Auch im Senat ist man sich der Konflikte bewusst. „Die Flächenbereitstellung ist ein komplexes Thema im Kontext der vielschichtigen Flächenbedarfe und -konkurrenzen“, heißt es aus der federführenden Senatsverwaltung für Wirtschaft. Da konkurrierten oft Anliegen wie Wohnungsbau, Naturschutz, Schulbau oder Erholung miteinander und außerdem mit den Erfordernissen von Infrastruktur, Straßenbau oder Kompensation. „Berlin ist gehalten, hier eine räumliche Steuerung und einen Ausgleich umfassender Belange vorzunehmen“, heißt es weiter. Zentral sei eine gute Datengrundlage, die dem Senat dazu dienen soll, Flächen zu identifizieren.

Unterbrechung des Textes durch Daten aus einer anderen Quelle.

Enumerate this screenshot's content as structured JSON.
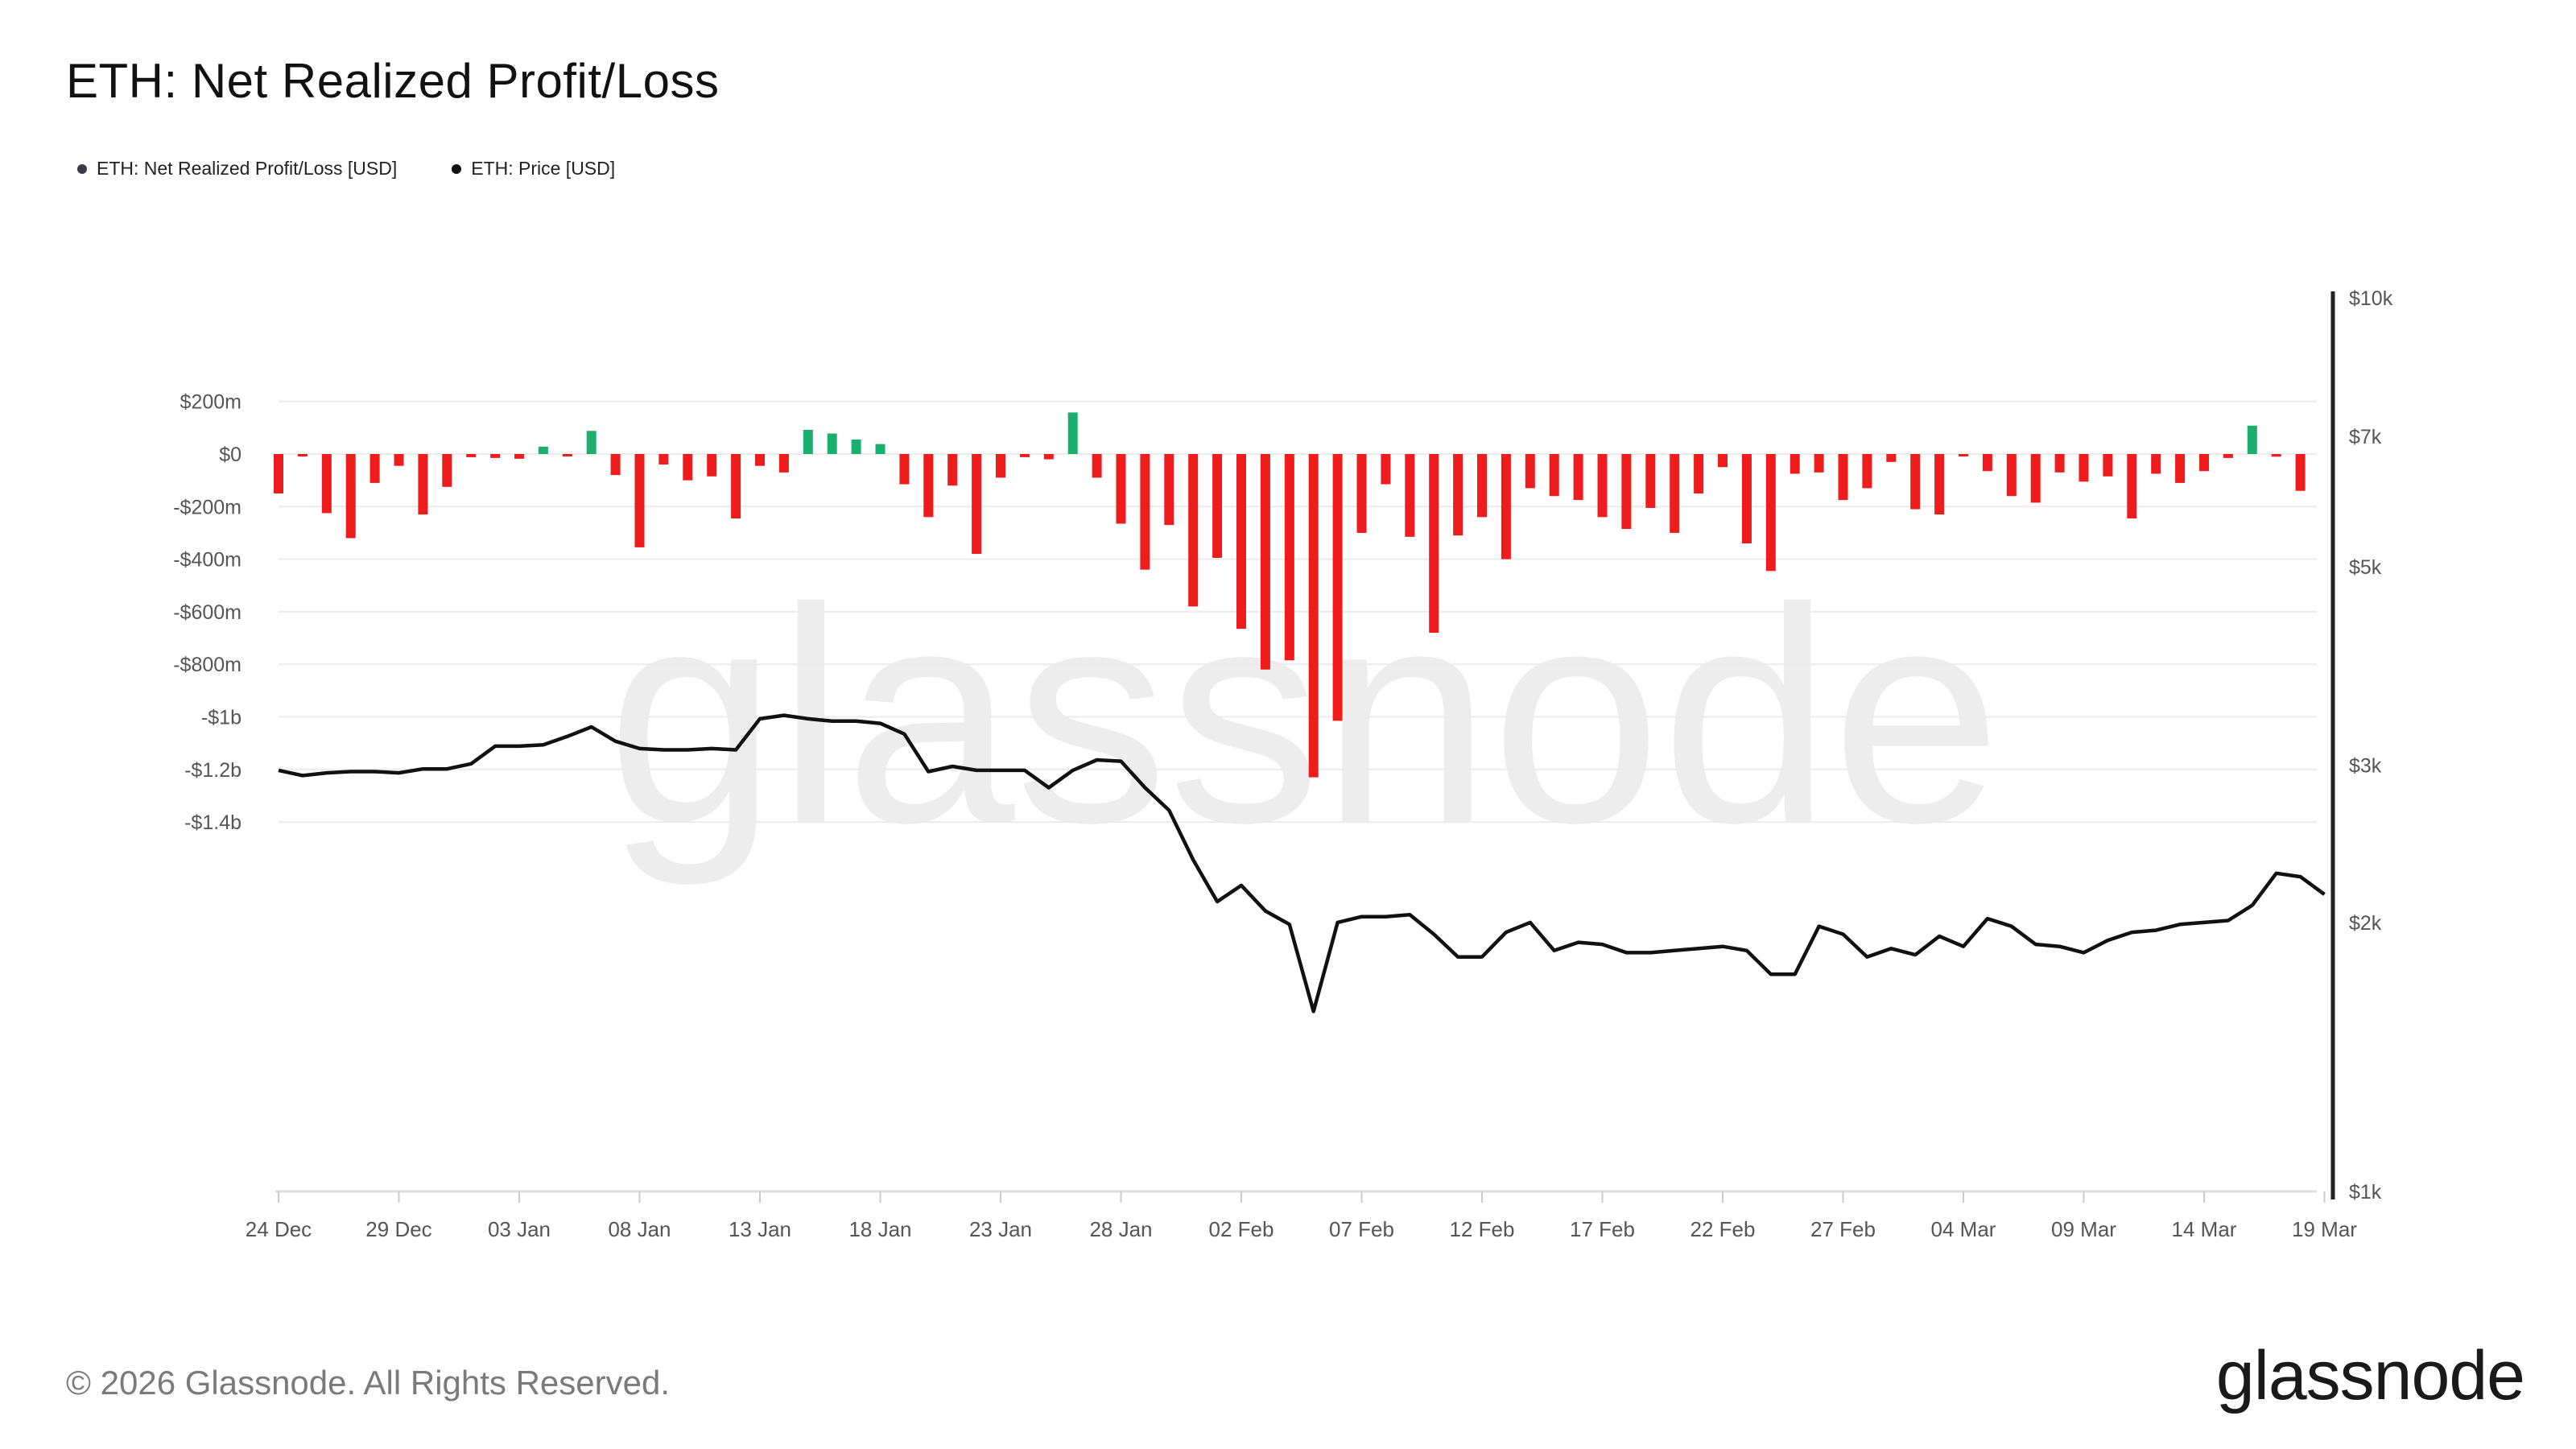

Ein paar Windräder stehen übrigens in Berlin schon: Vier im Gewerbegebiet am Autobahndreieck Pankow und zwei entlang der Bundesstraße 2 zwischen Malchow und der Landesgrenze. Diese sechs Windräder haben zusammen eine Leistung von 16,6 Megawatt. Dazu kommen 42 große Windräder mit 121 Megawatt Leistung auf den Berliner Stadtgütern in Brandenburg. Die Stadtgüter sind ein Berliner Landesunternehmen, das 16.600 Hektar in Brandenburg bewirtschaftet.

Könnte es also eine Lösung sein, die Windräder nach Brandenburg auszulagern? Bei der Windkraft werde eine verstärkte Zusammenarbeit mit Brandenburg in Betracht gezogen, heißt es aus der Wirtschaftsverwaltung. Allerdings stehe auch hierfür erst einmal die eigene Potenzialanalyse im Vordergrund. Die Stadtgüter bzw. die dort betriebenen und geplanten Windräder zählten für Berlins Windkraftstatistik allerdings nicht. Und selbst wenn es möglich wäre: zu Konflikten würde es vermutlich auch führen.

Flächen gibt es aber bekanntlich nicht nur auf dem Boden: Berlin plant bereits jetzt, kleine Windräder auf Dächern aufzustellen. Vier kleinere Windräder sollen auf einem Hochhaus der Howoge in Lichtenberg erreichtet werden, dort will der Senat Erfahrungen mit Windenergie auf Dächern sammeln. Eine Hoffnung, die 0,5 Prozent Landesfläche auf Berlins Dächern zu finden, lässt sich daraus aber nicht ableiten: Kleinwindenergieanlagen auf Dächern könnten nicht auf das Länderflächenziel angerechnet werden, heißt es dazu aus der Wirtschaftsverwaltung.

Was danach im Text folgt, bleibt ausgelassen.